Et ils montrèrent beaucoup de zèle pour la vaccine, apprirent à saigner sur des feuilles de chou, firent même l’acquisition d’une paire de lancettes.

Ils accompagnaient le médecin chez les pauvres, puis consultaient leurs livres.

Les symptômes notés par les auteurs n’étaient pas ceux qu’ils venaient de voir. Quant aux noms des maladies, du latin, du grec, du français, une bigarrure de toutes les langues.

On les compte par milliers, et la classification linnéenne est bien commode, avec ses genres et ses espèces. Mais comment établir les espèces ? Alors, ils s’égarèrent dans la philosophie de la médecine.

Ils rêvaient sur l’archée de Van Helmont, le vitalisme, le brownisme, l’organicisme, demandaient au docteur d’où vient le germe de la scrofule, vers quel endroit se porte le miasme contagieux, et le moyen dans tous les cas morbides de distinguer la cause de ses effets.

— « La cause et l’effet s’embrouillent » répondait Vaucorbeil.

Son manque de logique les dégoûta ; – et ils visitèrent les malades tout seuls, pénétrant dans les maisons, sous prétexte de philanthropie.

Au fond des chambres sur de sales matelas, reposaient des gens dont la figure pendait d’un côté, d’autres l’avaient bouffie et d’un rouge écarlate, ou couleur de citron, ou bien violette, avec les narines pincées, la bouche tremblante, et des râles, des hoquets, des sueurs, des exhalaisons de cuir et de vieux fromage.

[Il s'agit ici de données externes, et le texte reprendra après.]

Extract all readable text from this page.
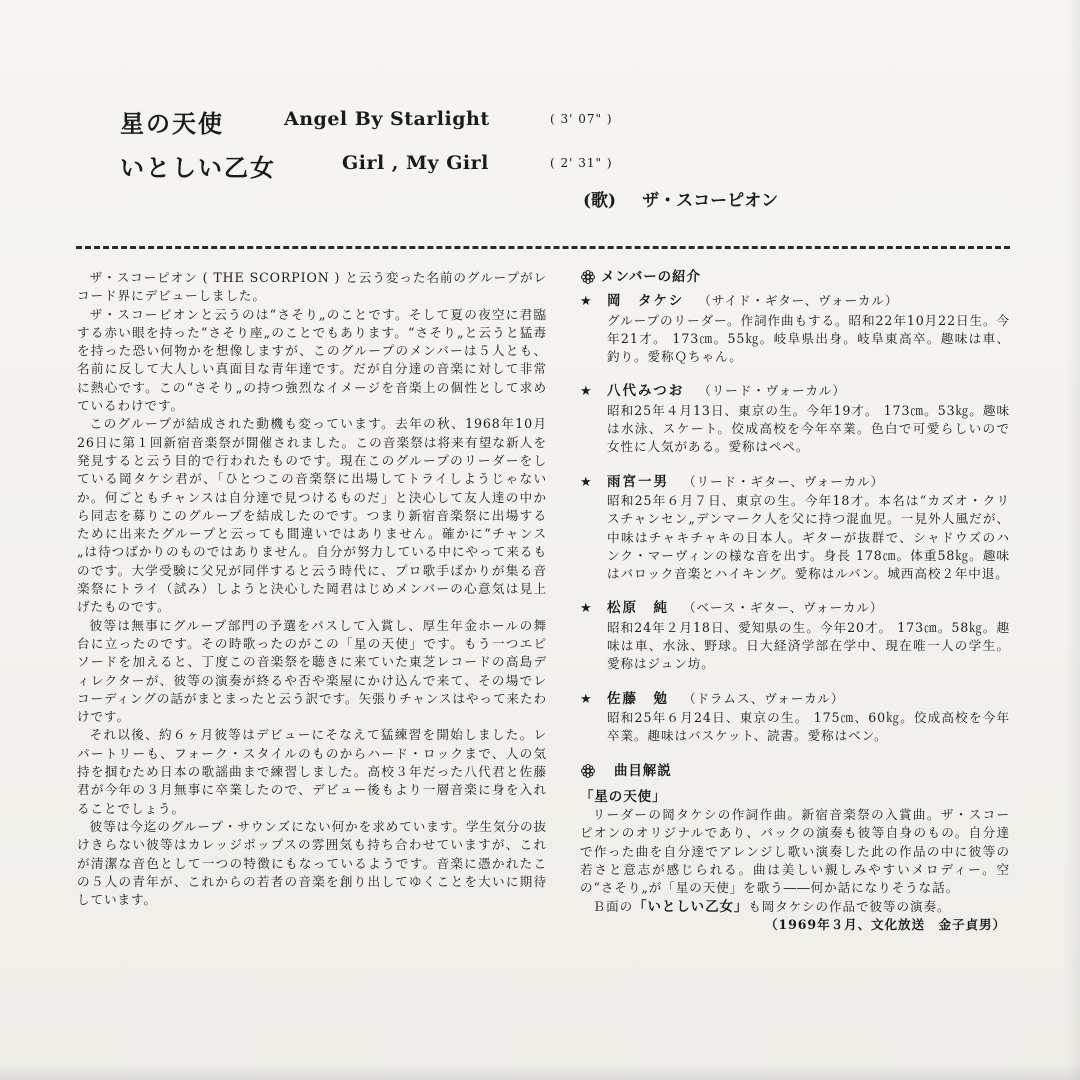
星の天使	Angel By Starlight	( 3' 07" )
いとしい乙女	Girl , My Girl	( 2' 31" )
(歌) ザ・スコーピオン

ザ・スコーピオン ( THE SCORPION ) と云う変った名前のグループがレコード界にデビューしました。

ザ・スコーピオンと云うのは“さそり„のことです。そして夏の夜空に君臨する赤い眼を持った“さそり座„のことでもあります。“さそり„と云うと猛毒を持った恐い何物かを想像しますが、このグループのメンバーは５人とも、名前に反して大人しい真面目な青年達です。だが自分達の音楽に対して非常に熱心です。この“さそり„の持つ強烈なイメージを音楽上の個性として求めているわけです。

このグループが結成された動機も変っています。去年の秋、1968年10月26日に第１回新宿音楽祭が開催されました。この音楽祭は将来有望な新人を発見すると云う目的で行われたものです。現在このグループのリーダーをしている岡タケシ君が、「ひとつこの音楽祭に出場してトライしようじゃないか。何ごともチャンスは自分達で見つけるものだ」と決心して友人達の中から同志を募りこのグループを結成したのです。つまり新宿音楽祭に出場するために出来たグループと云っても間違いではありません。確かに“チャンス„は待つばかりのものではありません。自分が努力している中にやって来るものです。大学受験に父兄が同伴すると云う時代に、プロ歌手ばかりが集る音楽祭にトライ（試み）しようと決心した岡君はじめメンバーの心意気は見上げたものです。

彼等は無事にグループ部門の予選をパスして入賞し、厚生年金ホールの舞台に立ったのです。その時歌ったのがこの「星の天使」です。もう一つエピソードを加えると、丁度この音楽祭を聴きに来ていた東芝レコードの高島ディレクターが、彼等の演奏が終るや否や楽屋にかけ込んで来て、その場でレコーディングの話がまとまったと云う訳です。矢張りチャンスはやって来たわけです。

それ以後、約６ヶ月彼等はデビューにそなえて猛練習を開始しました。レパートリーも、フォーク・スタイルのものからハード・ロックまで、人の気持を掴むため日本の歌謡曲まで練習しました。高校３年だった八代君と佐藤君が今年の３月無事に卒業したので、デビュー後もより一層音楽に身を入れることでしょう。

彼等は今迄のグループ・サウンズにない何かを求めています。学生気分の抜けきらない彼等はカレッジポップスの雰囲気も持ち合わせていますが、これが清潔な音色として一つの特徴にもなっているようです。音楽に憑かれたこの５人の青年が、これからの若者の音楽を創り出してゆくことを大いに期待しています。

メンバーの紹介
★	岡　タケシ （サイド・ギター、ヴォーカル）
グループのリーダー。作詞作曲もする。昭和22年10月22日生。今年21才。 173㎝。55㎏。岐阜県出身。岐阜東高卒。趣味は車、釣り。愛称Ｑちゃん。
★	八代みつお （リード・ヴォーカル）
昭和25年４月13日、東京の生。今年19才。 173㎝。53㎏。趣味は水泳、スケート。佼成高校を今年卒業。色白で可愛らしいので女性に人気がある。愛称はペペ。
★	雨宮一男 （リード・ギター、ヴォーカル）
昭和25年６月７日、東京の生。今年18才。本名は“カズオ・クリスチャンセン„デンマーク人を父に持つ混血児。一見外人風だが、中味はチャキチャキの日本人。ギターが抜群で、シャドウズのハンク・マーヴィンの様な音を出す。身長 178㎝。体重58㎏。趣味はバロック音楽とハイキング。愛称はルバン。城西高校２年中退。
★	松原　純 （ベース・ギター、ヴォーカル）
昭和24年２月18日、愛知県の生。今年20才。 173㎝。58㎏。趣味は車、水泳、野球。日大経済学部在学中、現在唯一人の学生。愛称はジュン坊。
★	佐藤　勉 （ドラムス、ヴォーカル）
昭和25年６月24日、東京の生。 175㎝、60㎏。佼成高校を今年卒業。趣味はバスケット、読書。愛称はベン。
曲目解説
「星の天使」

リーダーの岡タケシの作詞作曲。新宿音楽祭の入賞曲。ザ・スコーピオンのオリジナルであり、バックの演奏も彼等自身のもの。自分達で作った曲を自分達でアレンジし歌い演奏した此の作品の中に彼等の若さと意志が感じられる。曲は美しい親しみやすいメロディー。空の“さそり„が「星の天使」を歌う――何か話になりそうな話。

Ｂ面の「いとしい乙女」も岡タケシの作品で彼等の演奏。

（1969年３月、文化放送　金子貞男）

Ils lisaient les ordonnances de leurs médecins, et étaient fort surpris que les calmants soient parfois des excitants, les vomitifs des purgatifs, qu’un même remède convienne à des affections diverses, et qu’une maladie s’en aille sous des traitements opposés.

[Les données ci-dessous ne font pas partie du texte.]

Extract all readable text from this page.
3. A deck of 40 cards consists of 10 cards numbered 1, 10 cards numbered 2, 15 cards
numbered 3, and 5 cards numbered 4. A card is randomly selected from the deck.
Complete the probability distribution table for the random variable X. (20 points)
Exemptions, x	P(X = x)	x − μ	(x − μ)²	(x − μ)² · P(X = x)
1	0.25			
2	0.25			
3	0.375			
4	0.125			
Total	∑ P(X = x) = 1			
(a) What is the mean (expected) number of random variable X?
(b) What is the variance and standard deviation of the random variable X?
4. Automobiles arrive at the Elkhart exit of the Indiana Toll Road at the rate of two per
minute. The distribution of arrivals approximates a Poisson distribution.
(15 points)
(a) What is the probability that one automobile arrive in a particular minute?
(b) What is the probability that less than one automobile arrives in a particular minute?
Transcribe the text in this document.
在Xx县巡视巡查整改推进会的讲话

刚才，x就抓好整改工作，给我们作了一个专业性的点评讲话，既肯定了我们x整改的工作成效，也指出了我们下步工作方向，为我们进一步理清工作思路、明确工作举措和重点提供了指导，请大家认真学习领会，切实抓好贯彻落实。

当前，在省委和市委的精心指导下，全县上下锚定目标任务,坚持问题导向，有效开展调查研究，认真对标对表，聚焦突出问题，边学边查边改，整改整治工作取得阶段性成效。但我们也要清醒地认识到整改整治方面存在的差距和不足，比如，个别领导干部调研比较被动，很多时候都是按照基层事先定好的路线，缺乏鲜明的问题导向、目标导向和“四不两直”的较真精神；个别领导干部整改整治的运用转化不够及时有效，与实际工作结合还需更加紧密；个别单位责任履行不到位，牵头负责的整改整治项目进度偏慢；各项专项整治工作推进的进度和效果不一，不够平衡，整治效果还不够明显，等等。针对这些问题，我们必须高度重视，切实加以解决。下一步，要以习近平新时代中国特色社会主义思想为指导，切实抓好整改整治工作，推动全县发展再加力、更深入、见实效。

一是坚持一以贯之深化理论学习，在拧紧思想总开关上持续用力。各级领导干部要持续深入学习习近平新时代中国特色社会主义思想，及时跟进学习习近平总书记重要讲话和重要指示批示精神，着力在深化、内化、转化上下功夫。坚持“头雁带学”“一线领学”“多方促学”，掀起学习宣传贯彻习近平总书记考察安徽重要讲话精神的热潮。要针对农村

Néanmoins, ils donnaient des conseils, remontaient le moral, avaient l’audace d’ausculter.

Leur imagination travaillait. Ils écrivirent au roi, pour qu’on établît dans le Calvados un institut de gardes-malades, dont ils seraient les professeurs.

Ils se transportèrent chez le pharmacien de Bayeux (celui de Falaise leur en voulait toujours à cause de son jujube) et ils l’engagèrent à fabriquer comme les anciens des pila purgatoria, c’est-à-dire des boulettes de médicaments, qui à force d’être maniées, s’absorbent dans l’individu.

D’après ce raisonnement qu’en diminuant la chaleur on entrave les phlegmasies, ils suspendirent dans son fauteuil, aux poutrelles du plafond, une femme affectée de méningite, et ils la balançaient à tour de bras quand le mari survenant les flanqua dehors.

Enfin au grand scandale de M. le curé, ils avaient pris la mode nouvelle d’introduire des thermomètres dans les derrières.

Une fièvre typhoïde se répandit aux environs. Bouvard déclara qu’il ne s’en mêlerait pas. Mais la femme de Gouy leur fermier vint gémir chez eux. Son homme était malade depuis quinze jours ; et M. Vaucorbeil le négligeait.

Pécuchet se dévoua.

Taches lenticulaires sur la poitrine, douleurs aux articulations, ventre ballonné, langue rouge, c’étaient tous les symptômes de la dothiénentérie. Se rappelant le mot de Raspail qu’en ôtant la diète on supprime la fièvre, il ordonna des bouillons, un peu de viande. Tout à coup, le docteur parut.

Son malade était en train de manger, deux oreillers derrière le dos, entre la fermière et Pécuchet qui le réforçaient.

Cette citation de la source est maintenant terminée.